Ultimately, the Court has made clear that this concern over harassment exists, whether the threats or intimidation come from the government or from private citizens who receive their information because of the forced disclosure. In short, mandatory disclosure of political activity requires a strong justification and must be carefully tailored to address issues of public corruption and the provision of only such information as is particularly important to voters. It is questionable that the monetary disclosure threshold mandated by S.B. 11 for an individual who donates to an organization speaking about a particular issue is sufficient to meet this standard.

*          *          *

Senate Bill 11 seeks to improve transparency, but ultimately falls short in this effort by discouraging donors and workers from contributing to societally important nonprofit organizations, making disclosure information less meaningful overall by broadly capturing activity that is not related to the election or defeat of candidates, and subjecting these donors and workers to potential harassment. Coupled with the bill’s serious overreach in justifying its provisions based on the Court’s holding on disclosure in Citizens United, members of the Senate should carefully consider the provisions within S.B. 11.

Thank you for allowing me to submit comments on Senate Bill 11. I hope you find this information helpful. Should you have any further questions regarding this legislation or any other campaign finance proposals, please do not hesitate to contact me at (703) 894-6835 or by e-mail at

Respectfully yours,

Matt Nese
Director of External Relations
Center for Competitive Politics

[1] Citizens United v. FEC, 558 U.S. 310 (2010).

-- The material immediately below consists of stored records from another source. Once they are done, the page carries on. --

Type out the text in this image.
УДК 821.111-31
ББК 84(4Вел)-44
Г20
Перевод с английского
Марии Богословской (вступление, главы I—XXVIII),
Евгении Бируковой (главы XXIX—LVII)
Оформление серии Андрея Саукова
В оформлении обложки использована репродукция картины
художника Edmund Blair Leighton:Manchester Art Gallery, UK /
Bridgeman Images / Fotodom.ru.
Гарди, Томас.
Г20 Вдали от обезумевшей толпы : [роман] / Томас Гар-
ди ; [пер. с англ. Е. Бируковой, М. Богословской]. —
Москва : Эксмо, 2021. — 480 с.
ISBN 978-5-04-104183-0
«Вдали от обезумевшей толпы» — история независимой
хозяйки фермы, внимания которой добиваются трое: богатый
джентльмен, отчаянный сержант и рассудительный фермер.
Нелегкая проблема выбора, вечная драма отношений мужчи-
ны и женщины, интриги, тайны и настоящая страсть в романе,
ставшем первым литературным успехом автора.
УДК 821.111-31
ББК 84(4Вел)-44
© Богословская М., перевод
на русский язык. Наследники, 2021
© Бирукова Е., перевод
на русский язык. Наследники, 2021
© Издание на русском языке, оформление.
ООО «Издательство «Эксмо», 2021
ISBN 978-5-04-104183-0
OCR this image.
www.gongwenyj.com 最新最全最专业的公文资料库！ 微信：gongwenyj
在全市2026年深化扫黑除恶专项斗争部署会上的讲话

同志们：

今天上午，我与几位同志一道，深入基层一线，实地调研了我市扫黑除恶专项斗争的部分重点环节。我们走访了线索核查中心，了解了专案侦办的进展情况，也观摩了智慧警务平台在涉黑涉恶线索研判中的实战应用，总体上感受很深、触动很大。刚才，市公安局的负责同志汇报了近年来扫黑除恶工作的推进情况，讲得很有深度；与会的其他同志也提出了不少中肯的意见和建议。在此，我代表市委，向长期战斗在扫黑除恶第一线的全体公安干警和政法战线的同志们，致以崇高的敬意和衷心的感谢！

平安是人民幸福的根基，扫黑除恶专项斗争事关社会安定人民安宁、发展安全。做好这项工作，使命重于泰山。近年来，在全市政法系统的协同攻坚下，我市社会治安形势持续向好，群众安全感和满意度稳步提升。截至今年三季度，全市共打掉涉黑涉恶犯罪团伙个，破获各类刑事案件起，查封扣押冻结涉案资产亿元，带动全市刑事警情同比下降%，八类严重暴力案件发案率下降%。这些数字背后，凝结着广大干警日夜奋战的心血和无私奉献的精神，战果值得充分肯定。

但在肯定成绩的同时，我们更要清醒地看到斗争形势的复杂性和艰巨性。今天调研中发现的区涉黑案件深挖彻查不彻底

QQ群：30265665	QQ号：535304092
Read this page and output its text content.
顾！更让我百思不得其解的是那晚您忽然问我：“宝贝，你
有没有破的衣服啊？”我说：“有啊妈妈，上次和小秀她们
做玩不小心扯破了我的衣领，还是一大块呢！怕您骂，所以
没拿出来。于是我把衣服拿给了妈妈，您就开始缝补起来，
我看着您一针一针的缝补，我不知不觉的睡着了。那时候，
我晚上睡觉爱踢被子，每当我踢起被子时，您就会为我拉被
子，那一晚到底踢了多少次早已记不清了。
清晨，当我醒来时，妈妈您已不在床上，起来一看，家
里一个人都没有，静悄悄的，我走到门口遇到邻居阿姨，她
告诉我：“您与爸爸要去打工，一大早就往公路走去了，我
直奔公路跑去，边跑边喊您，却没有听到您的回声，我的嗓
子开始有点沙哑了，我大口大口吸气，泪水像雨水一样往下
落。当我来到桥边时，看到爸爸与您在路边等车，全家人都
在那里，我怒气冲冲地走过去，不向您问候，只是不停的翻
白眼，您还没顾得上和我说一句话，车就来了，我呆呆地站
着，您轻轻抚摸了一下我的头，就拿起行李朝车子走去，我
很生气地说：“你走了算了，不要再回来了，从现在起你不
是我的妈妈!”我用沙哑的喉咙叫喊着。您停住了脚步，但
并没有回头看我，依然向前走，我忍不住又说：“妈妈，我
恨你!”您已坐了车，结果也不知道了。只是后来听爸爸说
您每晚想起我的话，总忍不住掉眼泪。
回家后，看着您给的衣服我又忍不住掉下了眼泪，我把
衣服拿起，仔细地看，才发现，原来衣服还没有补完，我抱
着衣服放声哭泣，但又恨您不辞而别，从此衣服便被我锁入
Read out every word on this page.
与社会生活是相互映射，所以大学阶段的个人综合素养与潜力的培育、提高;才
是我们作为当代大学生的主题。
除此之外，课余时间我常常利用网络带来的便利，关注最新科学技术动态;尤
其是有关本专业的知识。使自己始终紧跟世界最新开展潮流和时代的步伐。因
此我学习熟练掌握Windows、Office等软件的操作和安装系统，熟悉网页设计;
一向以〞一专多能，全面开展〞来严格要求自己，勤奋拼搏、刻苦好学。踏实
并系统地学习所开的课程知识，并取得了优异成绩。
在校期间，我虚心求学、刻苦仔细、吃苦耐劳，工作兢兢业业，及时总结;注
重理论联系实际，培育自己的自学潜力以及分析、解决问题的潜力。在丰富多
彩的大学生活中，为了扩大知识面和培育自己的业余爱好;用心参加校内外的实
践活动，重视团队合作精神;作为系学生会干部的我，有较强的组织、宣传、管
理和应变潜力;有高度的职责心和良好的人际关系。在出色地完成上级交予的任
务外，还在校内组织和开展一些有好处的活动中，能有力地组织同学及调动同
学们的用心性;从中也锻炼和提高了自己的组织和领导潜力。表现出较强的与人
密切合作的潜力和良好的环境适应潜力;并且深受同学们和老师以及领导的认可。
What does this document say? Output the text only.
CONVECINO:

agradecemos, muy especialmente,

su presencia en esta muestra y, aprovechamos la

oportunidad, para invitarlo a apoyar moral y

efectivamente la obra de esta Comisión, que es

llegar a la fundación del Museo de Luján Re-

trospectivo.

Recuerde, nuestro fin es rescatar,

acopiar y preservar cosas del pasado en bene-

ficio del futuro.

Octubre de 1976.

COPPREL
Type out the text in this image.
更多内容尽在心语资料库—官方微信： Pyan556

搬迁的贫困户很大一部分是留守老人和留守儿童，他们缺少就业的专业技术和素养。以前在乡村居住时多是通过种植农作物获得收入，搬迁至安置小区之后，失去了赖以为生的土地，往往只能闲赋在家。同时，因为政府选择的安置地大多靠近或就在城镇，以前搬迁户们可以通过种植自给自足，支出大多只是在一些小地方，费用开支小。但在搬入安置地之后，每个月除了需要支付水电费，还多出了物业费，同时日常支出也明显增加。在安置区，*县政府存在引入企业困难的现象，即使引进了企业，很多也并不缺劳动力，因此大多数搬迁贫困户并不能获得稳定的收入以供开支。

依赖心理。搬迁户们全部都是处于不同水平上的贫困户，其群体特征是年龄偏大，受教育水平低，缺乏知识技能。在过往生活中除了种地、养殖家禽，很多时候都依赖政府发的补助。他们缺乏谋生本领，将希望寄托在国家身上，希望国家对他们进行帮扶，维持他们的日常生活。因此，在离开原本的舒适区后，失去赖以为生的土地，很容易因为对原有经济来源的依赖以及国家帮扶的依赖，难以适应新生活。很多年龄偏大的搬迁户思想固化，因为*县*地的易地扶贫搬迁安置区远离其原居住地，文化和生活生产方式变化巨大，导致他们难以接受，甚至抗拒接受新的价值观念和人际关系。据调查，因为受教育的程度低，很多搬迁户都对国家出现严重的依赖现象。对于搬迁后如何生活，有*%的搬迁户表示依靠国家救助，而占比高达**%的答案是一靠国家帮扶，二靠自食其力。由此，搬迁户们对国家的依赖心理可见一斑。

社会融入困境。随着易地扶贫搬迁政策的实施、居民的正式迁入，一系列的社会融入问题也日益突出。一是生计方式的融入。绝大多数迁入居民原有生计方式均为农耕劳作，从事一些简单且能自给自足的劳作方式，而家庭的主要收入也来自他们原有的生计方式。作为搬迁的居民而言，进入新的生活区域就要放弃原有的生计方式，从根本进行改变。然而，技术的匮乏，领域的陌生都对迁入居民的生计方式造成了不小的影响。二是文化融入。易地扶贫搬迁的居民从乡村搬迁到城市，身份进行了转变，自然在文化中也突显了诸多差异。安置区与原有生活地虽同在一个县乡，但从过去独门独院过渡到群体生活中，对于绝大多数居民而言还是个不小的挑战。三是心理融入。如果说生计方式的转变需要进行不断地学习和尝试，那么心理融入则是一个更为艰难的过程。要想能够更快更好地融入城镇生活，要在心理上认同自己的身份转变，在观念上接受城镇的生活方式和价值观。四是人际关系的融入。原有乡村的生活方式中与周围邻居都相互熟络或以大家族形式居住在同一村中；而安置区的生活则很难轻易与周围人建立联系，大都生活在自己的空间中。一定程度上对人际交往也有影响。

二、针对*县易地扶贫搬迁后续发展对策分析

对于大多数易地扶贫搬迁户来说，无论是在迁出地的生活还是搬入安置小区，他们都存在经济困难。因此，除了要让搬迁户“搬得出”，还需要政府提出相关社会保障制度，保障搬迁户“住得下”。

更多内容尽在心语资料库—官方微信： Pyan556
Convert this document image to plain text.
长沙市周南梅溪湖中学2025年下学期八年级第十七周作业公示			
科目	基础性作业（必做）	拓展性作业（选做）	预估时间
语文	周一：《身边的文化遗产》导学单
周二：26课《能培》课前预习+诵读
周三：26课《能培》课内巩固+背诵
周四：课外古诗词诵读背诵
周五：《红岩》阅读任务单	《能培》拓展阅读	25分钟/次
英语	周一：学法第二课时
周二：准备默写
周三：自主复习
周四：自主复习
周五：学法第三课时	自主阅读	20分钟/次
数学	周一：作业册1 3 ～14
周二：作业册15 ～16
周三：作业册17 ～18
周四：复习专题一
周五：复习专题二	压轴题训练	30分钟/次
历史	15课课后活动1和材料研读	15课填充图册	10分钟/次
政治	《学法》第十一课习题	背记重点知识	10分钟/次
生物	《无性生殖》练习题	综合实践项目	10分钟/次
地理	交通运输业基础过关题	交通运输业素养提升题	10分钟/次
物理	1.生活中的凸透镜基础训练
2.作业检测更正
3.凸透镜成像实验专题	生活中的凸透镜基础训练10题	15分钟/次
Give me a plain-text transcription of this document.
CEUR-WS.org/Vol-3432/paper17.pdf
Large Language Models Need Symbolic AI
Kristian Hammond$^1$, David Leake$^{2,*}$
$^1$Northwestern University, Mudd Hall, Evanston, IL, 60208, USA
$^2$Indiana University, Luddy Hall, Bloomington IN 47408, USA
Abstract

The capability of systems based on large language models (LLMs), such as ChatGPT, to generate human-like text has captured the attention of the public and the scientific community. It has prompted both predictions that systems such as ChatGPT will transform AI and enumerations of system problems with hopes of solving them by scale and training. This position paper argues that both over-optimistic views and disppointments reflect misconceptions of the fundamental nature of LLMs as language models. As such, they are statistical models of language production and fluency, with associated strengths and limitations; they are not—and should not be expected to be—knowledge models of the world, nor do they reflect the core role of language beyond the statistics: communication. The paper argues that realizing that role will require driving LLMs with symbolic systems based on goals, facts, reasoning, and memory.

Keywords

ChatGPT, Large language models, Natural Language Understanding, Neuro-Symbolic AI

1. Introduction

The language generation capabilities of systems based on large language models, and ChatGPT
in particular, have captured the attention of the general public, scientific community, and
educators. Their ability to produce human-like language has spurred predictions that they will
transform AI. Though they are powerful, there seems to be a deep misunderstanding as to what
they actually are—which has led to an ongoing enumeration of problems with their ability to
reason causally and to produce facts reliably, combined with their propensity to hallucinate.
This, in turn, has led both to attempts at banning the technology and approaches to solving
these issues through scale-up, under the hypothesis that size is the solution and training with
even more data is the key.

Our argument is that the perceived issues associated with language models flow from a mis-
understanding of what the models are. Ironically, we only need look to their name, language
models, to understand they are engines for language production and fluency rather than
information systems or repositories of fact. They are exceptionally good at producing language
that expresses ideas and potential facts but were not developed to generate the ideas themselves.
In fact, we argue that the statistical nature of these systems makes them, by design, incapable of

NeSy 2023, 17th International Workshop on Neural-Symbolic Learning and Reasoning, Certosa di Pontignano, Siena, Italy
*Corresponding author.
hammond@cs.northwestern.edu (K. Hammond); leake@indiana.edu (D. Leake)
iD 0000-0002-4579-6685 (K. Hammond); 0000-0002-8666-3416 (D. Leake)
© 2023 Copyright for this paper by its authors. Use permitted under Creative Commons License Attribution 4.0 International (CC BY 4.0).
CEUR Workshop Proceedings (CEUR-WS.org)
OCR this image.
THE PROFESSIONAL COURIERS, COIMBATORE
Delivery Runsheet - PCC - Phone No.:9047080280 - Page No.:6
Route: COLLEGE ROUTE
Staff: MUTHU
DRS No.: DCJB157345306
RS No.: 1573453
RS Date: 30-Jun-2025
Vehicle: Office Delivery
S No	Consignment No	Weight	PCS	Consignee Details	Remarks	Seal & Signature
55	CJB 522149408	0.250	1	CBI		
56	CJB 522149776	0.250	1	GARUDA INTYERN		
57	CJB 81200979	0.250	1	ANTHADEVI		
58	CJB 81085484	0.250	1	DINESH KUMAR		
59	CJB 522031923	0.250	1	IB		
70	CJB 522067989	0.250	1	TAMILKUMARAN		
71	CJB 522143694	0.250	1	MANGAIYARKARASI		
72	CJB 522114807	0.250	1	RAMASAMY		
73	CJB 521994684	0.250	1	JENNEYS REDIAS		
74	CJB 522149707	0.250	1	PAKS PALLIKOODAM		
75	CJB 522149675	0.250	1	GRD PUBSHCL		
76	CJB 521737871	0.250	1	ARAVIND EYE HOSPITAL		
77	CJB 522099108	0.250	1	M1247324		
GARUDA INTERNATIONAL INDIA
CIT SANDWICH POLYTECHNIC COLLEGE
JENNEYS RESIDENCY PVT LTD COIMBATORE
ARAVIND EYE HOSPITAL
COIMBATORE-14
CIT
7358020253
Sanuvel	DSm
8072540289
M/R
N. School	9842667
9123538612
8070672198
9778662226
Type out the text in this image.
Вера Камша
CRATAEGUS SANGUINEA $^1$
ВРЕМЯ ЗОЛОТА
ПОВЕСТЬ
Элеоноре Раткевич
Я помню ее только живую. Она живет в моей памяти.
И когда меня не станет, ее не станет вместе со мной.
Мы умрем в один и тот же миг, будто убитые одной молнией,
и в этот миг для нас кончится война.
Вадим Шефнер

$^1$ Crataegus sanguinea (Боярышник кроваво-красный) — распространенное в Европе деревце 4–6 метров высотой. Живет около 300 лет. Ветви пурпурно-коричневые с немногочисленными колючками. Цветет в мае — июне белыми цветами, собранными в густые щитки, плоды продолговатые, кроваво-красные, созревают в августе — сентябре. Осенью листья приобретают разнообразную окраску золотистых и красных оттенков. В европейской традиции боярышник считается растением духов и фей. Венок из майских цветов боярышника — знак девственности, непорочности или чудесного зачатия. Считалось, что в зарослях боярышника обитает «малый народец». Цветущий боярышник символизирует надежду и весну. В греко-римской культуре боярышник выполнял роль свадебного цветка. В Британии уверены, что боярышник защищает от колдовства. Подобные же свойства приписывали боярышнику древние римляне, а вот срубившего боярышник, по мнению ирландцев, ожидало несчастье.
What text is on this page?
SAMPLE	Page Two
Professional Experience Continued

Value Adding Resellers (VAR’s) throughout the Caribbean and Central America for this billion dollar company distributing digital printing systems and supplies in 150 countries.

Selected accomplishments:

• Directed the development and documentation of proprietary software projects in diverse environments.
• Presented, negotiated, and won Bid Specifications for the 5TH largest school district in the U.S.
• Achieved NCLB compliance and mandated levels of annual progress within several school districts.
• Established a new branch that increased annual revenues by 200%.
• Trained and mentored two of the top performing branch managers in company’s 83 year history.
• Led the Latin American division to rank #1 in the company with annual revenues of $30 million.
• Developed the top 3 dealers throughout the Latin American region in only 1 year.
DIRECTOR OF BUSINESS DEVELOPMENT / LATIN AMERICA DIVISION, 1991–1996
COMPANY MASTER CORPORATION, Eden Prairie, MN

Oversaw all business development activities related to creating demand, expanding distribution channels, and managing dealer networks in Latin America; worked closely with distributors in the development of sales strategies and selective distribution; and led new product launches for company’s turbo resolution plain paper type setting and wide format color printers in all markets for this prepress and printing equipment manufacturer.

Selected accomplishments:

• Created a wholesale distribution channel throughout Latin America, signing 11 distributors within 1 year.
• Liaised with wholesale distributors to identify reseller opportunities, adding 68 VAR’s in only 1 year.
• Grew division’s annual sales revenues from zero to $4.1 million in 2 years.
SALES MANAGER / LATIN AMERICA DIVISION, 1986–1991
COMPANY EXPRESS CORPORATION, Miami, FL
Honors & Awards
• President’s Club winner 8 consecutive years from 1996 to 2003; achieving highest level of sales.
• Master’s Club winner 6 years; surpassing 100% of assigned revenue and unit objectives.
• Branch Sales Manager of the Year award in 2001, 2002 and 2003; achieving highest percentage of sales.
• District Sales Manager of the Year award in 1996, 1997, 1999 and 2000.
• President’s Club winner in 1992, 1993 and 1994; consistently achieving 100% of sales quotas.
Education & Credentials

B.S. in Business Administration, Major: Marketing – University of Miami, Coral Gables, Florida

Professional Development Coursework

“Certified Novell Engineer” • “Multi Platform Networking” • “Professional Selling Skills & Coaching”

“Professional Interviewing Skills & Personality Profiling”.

[2] 72 Fed. Reg. 72899, 72911 (Dec. 26, 2007); 52 U.S.C. § 30104(f); Citizens United, 558 U.S. 366-67.

[3] Van Hollen v. Federal Election Commission, 2016 U.S. App. LEXIS 1005, at *37 (D.C. Cir. Jan. 21, 2016).

[4] Massachusetts Citizens For Life, Inc. v. Federal Election Commission, 479 U.S. 238 (1986).

[5] Citizens United, 130 S. Ct. at 915 (contrasting independent expenditure reports with the burdens discussed in MCFL).

[6] MCFL, 479 U.S. at 253 (Brennan, J., plurality opinion).

[7] Id. at 266 (O’Connor, J., concurring).

[8] MCFL, 479 U.S. at 256 (plurality opinion).

[9] Sampson v. Buescher, 625 F.3d 1247 (10th Cir. 2010).

[10] Id. at 1260.

[11] Coalition for Secular Government v. Gessler, No. 1:12-cv-01708, slip op. at 10-11 (D. Colo. Oct. 10, 2014).

[12] New Mexico Youth Organized v. Herrera, 611 F.3d 669, 677 (10th Cir. 2010).

[13] S.B. 11, Sec. 3(N)(3)(c).

[14] Van Hollen v. Federal Election Commission, 2016 U.S. App. LEXIS 1005, at *25-26 (D.C. Cir. Jan. 21, 2016).

[15] Id. at *34-35.

[16] NAACP v. Alabama, 357 U.S. 449 (1958).

[17] NAACP v. Ala. ex rel. Patterson, 357 U.S. at 462.

[18] See McIntyre v. Ohio Elections Commission, 514 U.S. 334, 337-338 (1995).